Auch Performance-Art hat nicht zum Ziel, schön anzusehen zu sein. Eher im Gegenteil: Marina Abramovićs „Rhythm 0“ zeigte auf, zu welchen schrecklichen Taten Menschen fähig sind, wenn ihnen die komplette Kontrolle über einen anderen gegeben wird. Die Künstlerin versprach, sechs Stunden lang alles ruhig über sich ergehen zu lassen, was das Publikum mit ihr machen wollte. Dabei wurde den Zuschauer:innen unter anderem eine Feder, ein Skalpell und eine geladene Pistole zur Verfügung gestellt. Es kam zu mehreren sexuellen Übergriffen, Abramović wurden Schnittwunden zugefügt. Am Ende wurde ihr der geladene Revolver an den Kopf gedrückt, woraufhin Unruhe und Streit unter den Zuschauer:innen ausbrach. Als die sechs Stunden verstrichen waren, und die Künstlerin sich wieder zu bewegen begann, habe ihr das Publikum nach eigenen Aussagen nicht mehr in die Augen sehen können.

Schön war „Rhythm 0“ also nicht. Aber eindeutig Kunst.

Was kommt ins Schlafzimmer, was in den Louvre?

Im Laufe der Jahrhunderte haben sich Kunst und deren Verhältnis zu Schönheit stark gewandelt. Wurden Figuren einst stark idealisiert und Kompositionen strikt nach dem Goldenen Schnitt entworfen, war Schönheit für viele Künstler:innen der Moderne kein oder nur mehr ein untergeordneter Faktor. Aber natürlich bleibt auch hier Geschmack subjektiv: Man kann einen Picasso schöner finden als einen Cabanel, und manche Menschen hängen sich lieber die verzerrten Figuren des Expressionismus ins Schlafzimmer als die perfekten Menschen der italienischen Altmeister.

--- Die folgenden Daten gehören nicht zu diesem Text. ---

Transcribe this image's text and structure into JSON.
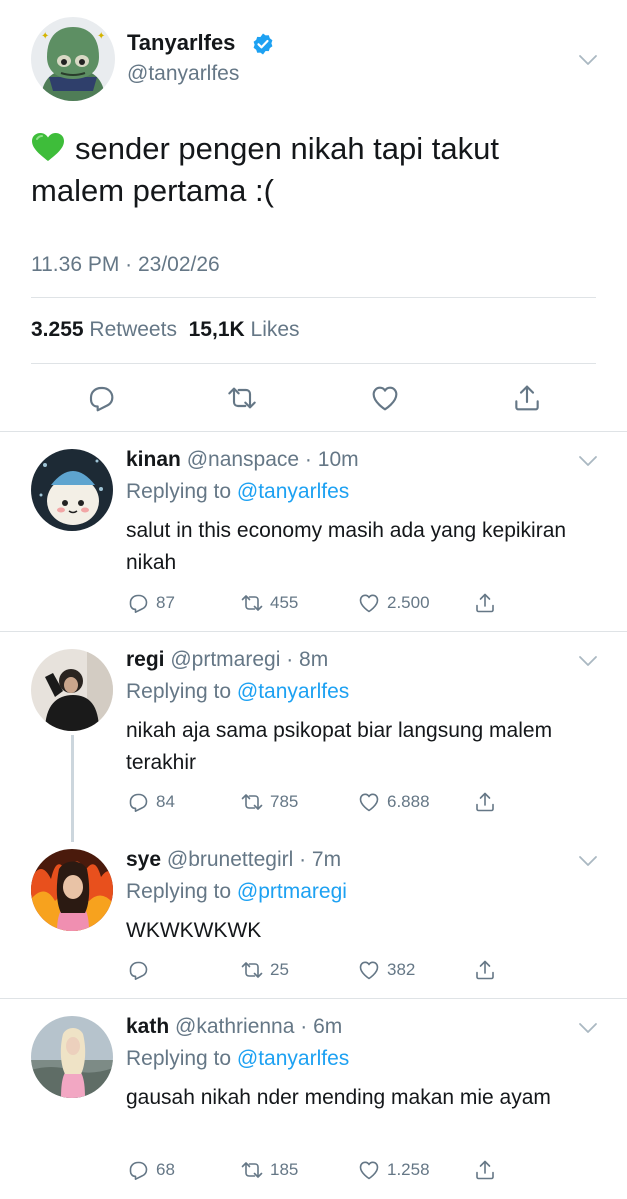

Kunst kann schön sein, aber sie muss nicht. Nicht jedes hübsche Postkartenmotiv ist reif für den Louvre, aber genauso wenig qualifizieren blinde Provokation und wahllose Grausigkeiten. Die Grenzen der Kunst sind fließend, und sie wird immer gesellschaftliches Streitthema sein. Im Endeffekt ist Kunst ein Selektionsprozess: Was schließen wir ein, was aus? Wie bestimmen wir, wer die großen Meister und welche die großen Meisterwerke sind? Was ist Kunst, und was kann weg? Dafür gibt es keine objektiven Kriterien. Und manchmal sind Künstler:innen und deren Werke einfach bedeutsam, weil sie die ersten waren, die Kunst anders gedacht und gesehen haben.